I am sitting in the traveler section of Istanbul- Sultanahmet- drinking a tiny cup of Turkish tea and trying to put sticky fingers on my feelings, being here. My wonderful and considerate husband suggested that I go out and spend a little time alone- did I mention that he is wonderful and considerate? Because he is, he really, really is.

The plane ride was hectic and long, as anticipated, but the kids were wonderful. They are not angelic or without their kinks, but they are little troopers. We didn't sleep much, during the hours that we should have been sleeping, and I was surprised and amazed by how they just kept playing, and walking through airports, and standing in line, with a minimum of meltdowns. I was also blown away by just how bone-weary that journey made me. WOW. Being pregnant really adds another dimension to your jet-lag, like tracers and stuff.

We are a bit of a spectacle, wherever we go. Chinua already draws a lot of attention, with echoes of "Bob Marley, Bob Marley," following us as we walk down the street. But with the three kids and my round belly, we get even more attention. It's good attention; people everywhere call out, "Very Good!" in Turkish, which is cool, getting points just for dragging our kids around. They probably don't see a lot of tourists with a young entourage like ours.

And the cheek pinching that has been going on! Turkish people are cheek pinchers, let me tell you, and once again, the kids have been responding really well- laughing and ducking their heads. Leafy has been giving people fives when they hold out their hands for handshakes, which just makes him look really enthusiastic, and YaYa has had her hair touched a lot. Will it get old? We'll see. If people keep giving them candy, Turkey may become a favorite place for them.

Yesterday in the taxi from the airport a man in the car next to us started smiling and talking to Leafy.
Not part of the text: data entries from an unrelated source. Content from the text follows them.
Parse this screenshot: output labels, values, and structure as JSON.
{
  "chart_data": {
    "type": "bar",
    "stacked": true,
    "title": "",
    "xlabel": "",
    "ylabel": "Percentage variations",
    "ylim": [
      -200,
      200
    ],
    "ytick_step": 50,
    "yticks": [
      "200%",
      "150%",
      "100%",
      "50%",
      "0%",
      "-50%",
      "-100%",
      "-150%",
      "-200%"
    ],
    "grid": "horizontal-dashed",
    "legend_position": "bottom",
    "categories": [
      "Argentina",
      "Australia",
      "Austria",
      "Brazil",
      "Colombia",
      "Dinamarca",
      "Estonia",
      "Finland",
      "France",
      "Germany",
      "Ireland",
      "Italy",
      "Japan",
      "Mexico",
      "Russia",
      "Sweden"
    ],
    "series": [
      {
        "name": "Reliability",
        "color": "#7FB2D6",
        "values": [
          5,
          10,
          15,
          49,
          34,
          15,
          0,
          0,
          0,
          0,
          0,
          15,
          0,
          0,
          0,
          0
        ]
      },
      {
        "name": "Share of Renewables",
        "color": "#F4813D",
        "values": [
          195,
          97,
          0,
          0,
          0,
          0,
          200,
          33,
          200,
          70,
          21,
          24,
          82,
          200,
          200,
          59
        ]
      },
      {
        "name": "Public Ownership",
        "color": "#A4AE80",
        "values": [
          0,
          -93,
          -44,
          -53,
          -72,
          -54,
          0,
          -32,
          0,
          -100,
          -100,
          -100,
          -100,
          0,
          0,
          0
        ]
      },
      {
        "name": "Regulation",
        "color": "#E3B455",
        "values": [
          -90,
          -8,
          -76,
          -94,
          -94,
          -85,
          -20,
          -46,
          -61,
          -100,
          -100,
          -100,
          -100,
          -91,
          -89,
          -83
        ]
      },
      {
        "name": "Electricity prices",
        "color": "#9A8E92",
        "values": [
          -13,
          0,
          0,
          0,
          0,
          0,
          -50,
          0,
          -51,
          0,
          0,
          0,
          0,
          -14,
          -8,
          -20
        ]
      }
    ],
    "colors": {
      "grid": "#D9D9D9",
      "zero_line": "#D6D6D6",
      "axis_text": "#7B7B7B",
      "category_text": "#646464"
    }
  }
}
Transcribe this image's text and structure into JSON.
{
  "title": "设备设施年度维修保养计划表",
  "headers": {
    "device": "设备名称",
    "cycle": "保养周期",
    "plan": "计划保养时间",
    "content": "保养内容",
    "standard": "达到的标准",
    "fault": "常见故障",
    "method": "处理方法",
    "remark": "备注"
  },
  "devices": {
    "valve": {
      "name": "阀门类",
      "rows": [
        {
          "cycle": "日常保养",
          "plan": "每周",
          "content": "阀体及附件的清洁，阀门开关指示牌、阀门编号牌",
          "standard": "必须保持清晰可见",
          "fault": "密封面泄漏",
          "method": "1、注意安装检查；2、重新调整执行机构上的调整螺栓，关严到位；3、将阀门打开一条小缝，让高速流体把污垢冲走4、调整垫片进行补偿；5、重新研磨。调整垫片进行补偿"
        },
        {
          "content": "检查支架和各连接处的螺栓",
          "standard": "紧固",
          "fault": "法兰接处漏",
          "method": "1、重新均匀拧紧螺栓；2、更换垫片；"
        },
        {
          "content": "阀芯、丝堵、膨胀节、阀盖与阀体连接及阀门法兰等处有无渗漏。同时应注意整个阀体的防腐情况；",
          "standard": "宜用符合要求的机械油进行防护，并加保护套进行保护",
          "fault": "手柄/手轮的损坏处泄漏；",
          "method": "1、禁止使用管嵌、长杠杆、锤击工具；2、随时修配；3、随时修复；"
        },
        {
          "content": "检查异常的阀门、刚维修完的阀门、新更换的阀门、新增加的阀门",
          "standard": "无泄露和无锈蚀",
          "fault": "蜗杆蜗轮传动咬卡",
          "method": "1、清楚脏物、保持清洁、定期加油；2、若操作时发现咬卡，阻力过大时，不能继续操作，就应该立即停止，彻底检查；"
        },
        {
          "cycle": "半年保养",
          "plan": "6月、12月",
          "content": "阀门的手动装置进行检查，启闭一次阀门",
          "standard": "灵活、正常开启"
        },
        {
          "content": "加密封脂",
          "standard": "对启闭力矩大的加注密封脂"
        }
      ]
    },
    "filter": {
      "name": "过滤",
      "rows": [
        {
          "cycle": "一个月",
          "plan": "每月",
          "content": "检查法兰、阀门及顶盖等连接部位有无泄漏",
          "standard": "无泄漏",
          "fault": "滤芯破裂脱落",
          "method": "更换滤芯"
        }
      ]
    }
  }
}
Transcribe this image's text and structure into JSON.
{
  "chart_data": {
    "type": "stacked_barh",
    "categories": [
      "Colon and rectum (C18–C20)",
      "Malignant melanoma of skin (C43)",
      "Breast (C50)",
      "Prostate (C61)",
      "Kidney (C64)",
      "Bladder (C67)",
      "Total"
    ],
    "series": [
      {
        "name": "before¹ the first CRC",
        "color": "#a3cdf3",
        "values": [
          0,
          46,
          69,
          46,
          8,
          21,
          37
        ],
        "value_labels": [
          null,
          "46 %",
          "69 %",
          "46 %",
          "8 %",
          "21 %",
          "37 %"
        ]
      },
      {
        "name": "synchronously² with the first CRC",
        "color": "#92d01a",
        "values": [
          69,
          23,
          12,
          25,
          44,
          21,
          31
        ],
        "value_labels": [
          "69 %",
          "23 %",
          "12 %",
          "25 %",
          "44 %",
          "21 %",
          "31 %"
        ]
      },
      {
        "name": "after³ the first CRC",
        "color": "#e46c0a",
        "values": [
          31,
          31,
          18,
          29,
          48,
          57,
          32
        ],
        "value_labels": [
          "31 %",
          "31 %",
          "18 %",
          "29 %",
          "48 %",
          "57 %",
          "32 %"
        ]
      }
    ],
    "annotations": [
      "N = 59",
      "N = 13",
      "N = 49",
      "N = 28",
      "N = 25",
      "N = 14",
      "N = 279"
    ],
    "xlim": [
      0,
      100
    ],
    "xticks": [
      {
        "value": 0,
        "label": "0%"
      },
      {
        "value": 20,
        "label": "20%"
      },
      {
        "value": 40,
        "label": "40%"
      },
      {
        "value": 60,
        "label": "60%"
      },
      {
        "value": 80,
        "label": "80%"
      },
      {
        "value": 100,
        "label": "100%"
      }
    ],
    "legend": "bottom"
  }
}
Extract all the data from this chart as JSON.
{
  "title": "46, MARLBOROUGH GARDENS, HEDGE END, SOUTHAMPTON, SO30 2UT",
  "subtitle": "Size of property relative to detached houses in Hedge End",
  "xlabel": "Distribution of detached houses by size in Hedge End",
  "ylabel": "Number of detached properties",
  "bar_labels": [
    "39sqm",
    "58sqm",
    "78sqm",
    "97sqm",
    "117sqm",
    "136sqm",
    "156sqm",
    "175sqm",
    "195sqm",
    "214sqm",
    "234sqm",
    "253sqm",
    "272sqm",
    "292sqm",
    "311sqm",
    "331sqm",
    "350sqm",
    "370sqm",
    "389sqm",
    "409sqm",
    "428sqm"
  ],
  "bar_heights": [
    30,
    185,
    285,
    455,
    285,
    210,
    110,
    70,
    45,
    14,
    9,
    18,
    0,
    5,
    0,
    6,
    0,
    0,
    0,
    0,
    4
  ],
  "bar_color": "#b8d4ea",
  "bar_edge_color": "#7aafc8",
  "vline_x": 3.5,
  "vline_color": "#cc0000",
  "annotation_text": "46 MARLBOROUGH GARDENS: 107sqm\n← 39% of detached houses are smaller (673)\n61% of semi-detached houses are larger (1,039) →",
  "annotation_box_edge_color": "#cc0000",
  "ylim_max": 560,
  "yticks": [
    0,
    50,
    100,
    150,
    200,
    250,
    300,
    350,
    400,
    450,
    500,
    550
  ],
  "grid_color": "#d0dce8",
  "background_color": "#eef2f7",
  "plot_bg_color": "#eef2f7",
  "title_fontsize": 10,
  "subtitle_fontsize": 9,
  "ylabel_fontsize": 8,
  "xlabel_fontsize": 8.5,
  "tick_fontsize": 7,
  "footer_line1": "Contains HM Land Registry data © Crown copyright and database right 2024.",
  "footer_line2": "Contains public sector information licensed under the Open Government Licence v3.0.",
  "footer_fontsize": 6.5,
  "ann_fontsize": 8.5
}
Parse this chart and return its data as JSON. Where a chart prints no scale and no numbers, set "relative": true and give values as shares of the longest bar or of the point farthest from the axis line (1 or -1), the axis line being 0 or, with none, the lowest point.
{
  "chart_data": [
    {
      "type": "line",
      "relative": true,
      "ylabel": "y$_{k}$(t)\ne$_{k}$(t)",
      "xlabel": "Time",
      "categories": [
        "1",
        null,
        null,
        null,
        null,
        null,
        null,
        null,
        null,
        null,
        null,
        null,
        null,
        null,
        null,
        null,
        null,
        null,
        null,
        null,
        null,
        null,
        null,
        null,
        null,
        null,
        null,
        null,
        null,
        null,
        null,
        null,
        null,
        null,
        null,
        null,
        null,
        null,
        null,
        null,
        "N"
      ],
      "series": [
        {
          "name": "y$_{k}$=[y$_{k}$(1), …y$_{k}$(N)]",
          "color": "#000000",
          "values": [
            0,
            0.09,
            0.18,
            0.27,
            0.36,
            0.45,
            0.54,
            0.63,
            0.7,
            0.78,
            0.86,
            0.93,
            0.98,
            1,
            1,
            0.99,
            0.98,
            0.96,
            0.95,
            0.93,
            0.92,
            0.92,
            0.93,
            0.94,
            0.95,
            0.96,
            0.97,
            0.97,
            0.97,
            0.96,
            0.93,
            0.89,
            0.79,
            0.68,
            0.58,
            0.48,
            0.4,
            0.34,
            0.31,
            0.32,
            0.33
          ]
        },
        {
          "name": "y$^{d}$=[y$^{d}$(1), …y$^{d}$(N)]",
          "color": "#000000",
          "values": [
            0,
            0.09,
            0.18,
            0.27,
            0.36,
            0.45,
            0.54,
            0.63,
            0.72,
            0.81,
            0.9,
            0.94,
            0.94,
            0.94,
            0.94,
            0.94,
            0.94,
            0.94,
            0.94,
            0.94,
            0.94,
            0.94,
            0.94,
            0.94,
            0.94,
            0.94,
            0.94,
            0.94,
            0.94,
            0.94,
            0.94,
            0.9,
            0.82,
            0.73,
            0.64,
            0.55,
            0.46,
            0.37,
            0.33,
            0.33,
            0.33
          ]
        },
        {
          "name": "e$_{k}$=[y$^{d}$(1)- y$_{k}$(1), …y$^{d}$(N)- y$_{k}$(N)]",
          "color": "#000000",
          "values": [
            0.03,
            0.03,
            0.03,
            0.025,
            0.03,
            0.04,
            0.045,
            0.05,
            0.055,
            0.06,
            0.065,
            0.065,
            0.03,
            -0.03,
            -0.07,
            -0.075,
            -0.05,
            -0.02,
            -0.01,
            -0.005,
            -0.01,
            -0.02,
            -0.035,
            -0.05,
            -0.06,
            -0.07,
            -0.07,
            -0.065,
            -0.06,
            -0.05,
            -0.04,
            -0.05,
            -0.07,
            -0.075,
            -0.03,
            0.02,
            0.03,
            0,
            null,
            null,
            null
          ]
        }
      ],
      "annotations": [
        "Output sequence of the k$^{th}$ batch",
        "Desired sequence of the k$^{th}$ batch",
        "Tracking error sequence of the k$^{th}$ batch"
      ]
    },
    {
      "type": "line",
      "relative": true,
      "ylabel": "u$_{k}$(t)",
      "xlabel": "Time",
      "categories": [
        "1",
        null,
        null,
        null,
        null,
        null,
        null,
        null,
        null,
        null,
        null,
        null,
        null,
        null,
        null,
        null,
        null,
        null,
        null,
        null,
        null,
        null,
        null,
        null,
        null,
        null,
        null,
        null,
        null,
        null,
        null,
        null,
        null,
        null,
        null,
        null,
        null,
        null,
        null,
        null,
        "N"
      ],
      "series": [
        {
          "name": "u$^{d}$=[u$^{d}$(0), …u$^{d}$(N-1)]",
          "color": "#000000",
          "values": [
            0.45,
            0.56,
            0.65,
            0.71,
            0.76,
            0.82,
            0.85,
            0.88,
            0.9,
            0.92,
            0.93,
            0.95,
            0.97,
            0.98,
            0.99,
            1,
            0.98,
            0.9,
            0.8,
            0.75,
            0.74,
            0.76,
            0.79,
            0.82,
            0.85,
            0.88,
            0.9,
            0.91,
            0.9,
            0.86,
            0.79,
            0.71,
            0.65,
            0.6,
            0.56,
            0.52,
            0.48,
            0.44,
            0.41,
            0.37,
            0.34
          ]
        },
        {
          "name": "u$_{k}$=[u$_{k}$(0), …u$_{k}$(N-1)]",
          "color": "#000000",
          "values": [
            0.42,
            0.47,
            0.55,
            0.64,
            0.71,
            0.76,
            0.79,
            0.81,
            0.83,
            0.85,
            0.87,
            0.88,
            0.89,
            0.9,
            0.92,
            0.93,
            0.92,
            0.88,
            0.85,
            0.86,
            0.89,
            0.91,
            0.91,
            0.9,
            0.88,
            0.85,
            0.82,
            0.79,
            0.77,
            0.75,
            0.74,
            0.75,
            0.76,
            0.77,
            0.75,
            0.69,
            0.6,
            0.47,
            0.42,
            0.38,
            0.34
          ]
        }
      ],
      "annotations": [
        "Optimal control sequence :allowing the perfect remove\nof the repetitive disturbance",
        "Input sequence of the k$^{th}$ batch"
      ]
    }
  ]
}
Then he picked up a little stuffed frog keychain and gestured for me to take it. I opened my car window and reached across to where he was holding it out. "Thank you! Thank you," we said. It's amazing how people love children here.

We are staying in the crappiest, tiniest little guest house, with artsy iron railings on the stairs and a kitchen where you should just close your eyes before you walk in. The guy working this morning made us a breakfast of bread, jam, cheese, tomatoes and boiled eggs, and later, when Leafy had finally woken up (at 10:30 we were starting to wonder if there was something wrong with him, but I think he was just catching up) we found him some food. The manager came in, asking whether the protein was in the yellow or white of the egg- we fumbled our way through answering him, and he gestured toward Leafy, "I just was wanting to make sure he got some protein and I wanted to know what part of the egg to get him."

It's so heartwarming, when people look out for your kids' protein intakes and give them toys from the next car, wipe their noses and exclaim over them. It heals that whole children are an embarrassment in public vibe that can emerge from American culture at times. And it seems like we are going to be okay.

Because of course there I am, wondering whether we'll be okay, picking things to death philosophically, even while we wander the streets of Istanbul and my kids are playing leapfrog over the decorative short poles on the sidewalk, while we eat Turkish Delight (truly delightful) and my kids race each other through the park, while we walk through the Public Bazaar looking at lamps and dishes and rugs, and stand in the shadow of the Hagia Sophia. I am seeing it all, marveling, yawning, shifting from foot to foot, eyes wide and happy, but I am wondering one thing- Who are we now? Away from where we were? Who will we become?

And then I remember who we are right now. That we are loved, that we are holding each other's hands tightly. I remember to trust God again, and to live in this day.

And Chinua and I see each other and smile and try to remember not to kiss in public.